Covid-19 : le gouvernement pourrait prendre de nouvelles mesures à Paris et en Île-de-France

Covid-19 : le gouvernement pourrait prendre de nouvelles mesures à Paris et en Île-de-France
Des policiers municipaux contrôlent que les passants portent un masque, rue Montorgueil à Paris, où c'est obligatoire, le 15 août 2020.

, publié le mercredi 26 août 2020 à 16h37

Face à la recrudescence des contaminations dans la région, "rien n'est exclu", a averti le porte-parole du gouvernement, Gabriel Attal, mercredi 26 août, à l'issue du Conseil des ministres de rentrée. 

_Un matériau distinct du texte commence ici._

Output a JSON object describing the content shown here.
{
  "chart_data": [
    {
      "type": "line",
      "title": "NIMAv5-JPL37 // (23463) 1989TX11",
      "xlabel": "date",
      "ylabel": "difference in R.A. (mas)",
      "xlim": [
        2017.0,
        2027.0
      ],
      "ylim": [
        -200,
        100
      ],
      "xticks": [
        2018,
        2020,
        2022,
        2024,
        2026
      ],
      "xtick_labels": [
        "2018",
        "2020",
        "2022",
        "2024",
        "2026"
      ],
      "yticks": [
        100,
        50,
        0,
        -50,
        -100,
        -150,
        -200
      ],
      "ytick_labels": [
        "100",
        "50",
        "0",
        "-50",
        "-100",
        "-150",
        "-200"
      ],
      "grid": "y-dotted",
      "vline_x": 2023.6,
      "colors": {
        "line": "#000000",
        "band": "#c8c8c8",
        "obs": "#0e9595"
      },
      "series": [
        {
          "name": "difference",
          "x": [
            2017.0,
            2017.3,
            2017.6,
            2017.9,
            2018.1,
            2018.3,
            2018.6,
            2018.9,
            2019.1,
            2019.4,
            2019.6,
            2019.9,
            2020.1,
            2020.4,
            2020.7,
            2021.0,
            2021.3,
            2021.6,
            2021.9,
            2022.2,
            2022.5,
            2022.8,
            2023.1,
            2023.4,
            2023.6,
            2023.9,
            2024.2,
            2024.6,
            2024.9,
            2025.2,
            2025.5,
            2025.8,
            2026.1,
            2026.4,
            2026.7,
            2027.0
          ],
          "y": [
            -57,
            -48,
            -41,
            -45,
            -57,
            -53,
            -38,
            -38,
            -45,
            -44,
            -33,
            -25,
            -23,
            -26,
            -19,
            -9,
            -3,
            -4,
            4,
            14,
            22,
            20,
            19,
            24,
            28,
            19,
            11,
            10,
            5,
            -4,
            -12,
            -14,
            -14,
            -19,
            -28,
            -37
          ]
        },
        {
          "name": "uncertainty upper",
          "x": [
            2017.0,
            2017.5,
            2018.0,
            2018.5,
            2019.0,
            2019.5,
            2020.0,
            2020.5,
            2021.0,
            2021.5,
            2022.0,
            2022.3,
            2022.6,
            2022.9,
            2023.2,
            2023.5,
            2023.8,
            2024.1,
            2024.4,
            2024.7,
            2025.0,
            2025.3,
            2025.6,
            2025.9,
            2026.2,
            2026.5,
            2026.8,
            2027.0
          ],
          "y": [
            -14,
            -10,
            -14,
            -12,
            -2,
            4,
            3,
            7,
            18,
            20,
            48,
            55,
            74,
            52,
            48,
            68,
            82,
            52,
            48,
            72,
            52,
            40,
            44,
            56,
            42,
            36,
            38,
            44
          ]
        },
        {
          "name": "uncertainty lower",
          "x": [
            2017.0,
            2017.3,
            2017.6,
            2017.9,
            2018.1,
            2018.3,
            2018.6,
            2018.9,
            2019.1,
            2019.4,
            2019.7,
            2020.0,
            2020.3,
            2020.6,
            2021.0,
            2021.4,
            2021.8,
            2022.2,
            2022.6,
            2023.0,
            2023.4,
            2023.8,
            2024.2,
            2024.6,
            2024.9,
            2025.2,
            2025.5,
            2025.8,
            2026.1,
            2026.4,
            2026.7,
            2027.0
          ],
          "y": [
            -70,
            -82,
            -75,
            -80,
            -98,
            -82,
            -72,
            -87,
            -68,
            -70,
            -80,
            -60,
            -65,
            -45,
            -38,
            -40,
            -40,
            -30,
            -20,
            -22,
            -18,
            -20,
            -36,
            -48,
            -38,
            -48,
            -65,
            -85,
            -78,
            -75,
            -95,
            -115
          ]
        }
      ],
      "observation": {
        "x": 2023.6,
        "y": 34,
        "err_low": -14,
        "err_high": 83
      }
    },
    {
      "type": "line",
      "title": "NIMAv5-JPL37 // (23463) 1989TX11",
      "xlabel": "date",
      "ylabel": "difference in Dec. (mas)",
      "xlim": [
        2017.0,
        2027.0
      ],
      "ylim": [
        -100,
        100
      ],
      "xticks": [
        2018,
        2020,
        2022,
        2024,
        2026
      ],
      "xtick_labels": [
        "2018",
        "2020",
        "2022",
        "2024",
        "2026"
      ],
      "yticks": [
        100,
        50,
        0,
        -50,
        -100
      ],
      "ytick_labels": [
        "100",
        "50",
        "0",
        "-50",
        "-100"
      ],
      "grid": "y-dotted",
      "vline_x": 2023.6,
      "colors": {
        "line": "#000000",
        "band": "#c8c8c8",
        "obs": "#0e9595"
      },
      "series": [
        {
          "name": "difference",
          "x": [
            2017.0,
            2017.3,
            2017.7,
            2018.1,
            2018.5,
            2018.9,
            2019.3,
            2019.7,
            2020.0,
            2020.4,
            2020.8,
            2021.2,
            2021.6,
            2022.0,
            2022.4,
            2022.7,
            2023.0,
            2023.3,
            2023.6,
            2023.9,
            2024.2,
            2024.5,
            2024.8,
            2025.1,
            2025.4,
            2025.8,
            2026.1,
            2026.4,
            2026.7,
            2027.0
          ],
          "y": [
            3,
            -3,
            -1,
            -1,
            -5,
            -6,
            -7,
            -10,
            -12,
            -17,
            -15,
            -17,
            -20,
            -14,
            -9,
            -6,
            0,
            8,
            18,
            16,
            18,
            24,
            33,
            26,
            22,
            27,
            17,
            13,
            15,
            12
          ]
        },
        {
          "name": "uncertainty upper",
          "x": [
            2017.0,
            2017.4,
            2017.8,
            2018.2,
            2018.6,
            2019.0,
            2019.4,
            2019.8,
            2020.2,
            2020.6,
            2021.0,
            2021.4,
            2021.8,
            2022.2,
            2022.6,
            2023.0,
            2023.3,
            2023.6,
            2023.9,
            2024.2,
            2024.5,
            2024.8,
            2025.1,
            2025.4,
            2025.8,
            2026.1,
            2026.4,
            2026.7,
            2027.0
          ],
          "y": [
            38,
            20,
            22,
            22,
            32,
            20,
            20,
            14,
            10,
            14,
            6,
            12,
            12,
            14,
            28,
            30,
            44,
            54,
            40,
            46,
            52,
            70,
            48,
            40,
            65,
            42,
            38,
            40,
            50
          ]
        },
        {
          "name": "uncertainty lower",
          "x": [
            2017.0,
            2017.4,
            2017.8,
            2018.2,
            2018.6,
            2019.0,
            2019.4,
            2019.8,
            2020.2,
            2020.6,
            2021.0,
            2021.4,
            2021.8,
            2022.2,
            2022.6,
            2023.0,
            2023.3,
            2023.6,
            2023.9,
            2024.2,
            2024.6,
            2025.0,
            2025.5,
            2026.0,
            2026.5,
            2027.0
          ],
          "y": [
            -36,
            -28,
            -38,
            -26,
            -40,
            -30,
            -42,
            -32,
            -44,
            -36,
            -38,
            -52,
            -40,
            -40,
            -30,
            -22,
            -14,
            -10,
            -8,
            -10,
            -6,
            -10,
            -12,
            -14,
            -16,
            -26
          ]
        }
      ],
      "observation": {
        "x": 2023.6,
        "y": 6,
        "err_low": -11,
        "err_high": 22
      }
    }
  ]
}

En l'occurrence, le gouvernement envisage de fermer les bars et restaurants à 23H00 dans la capitale, où le virus circule activement, comme cela a été décidé pour Marseille et l'ensemble des Bouches-du-Rhône. "Cela peut être évidemment le cas de Paris dans les prochains jours, rien n'est exclu", a indiqué Gabriel Attal lors d'un point presse. 

"La circulation du virus est importante dans la capitale et dans un certain nombre de départements de la petite couronne. Les préfets et les élus sont en lien constant pour préparer d'éventuelles nouvelles mesures", a-t-il ajouté.

Flambée des cas à Marseille

Mardi, le préfet de la région Provence-Alpes-Côte-d'Azur a annoncé l'obligation de porter un masque partout à Marseille, ainsi que la fermeture des bars et restaurants à 23H00 dans le département des Bouches-du-Rhône.

Ces mesures entreront en application mercredi à 23H00. Elles ont été prises pour endiguer la forte accélération de l'épidémie de coronavirus dans le département. À Marseille, la 2e ville de France, le taux d'incidence est de 177 pour 100.000. Il est de 131 sur 100.000 pour les Bouches-du-Rhône, contre environ 33 pour 100.000 au niveau national.

Rassurer les Français

À quelques jours de la rentrée scolaire, le gouvernement s'emploie à rassurer les Français, inquiets d'une recrudescence de l'épidémie, par de nouvelles contraintes sanitaires. Ainsi, à partir du 1er septembre, le masque sera obligatoire pour tous dans les entreprises, collèges et lycées, et pour les enseignants dans les écoles maternelles et primaires. 

Le Premier ministre Jean Castex a souligné mercredi que le nombre de cas diagnostiqué est passé "en quelques semaines de 1.000 cas par jour à environ 3.000". Les admissions en réanimation "progressent, mais extrêmement légèrement", a-t-il ajouté.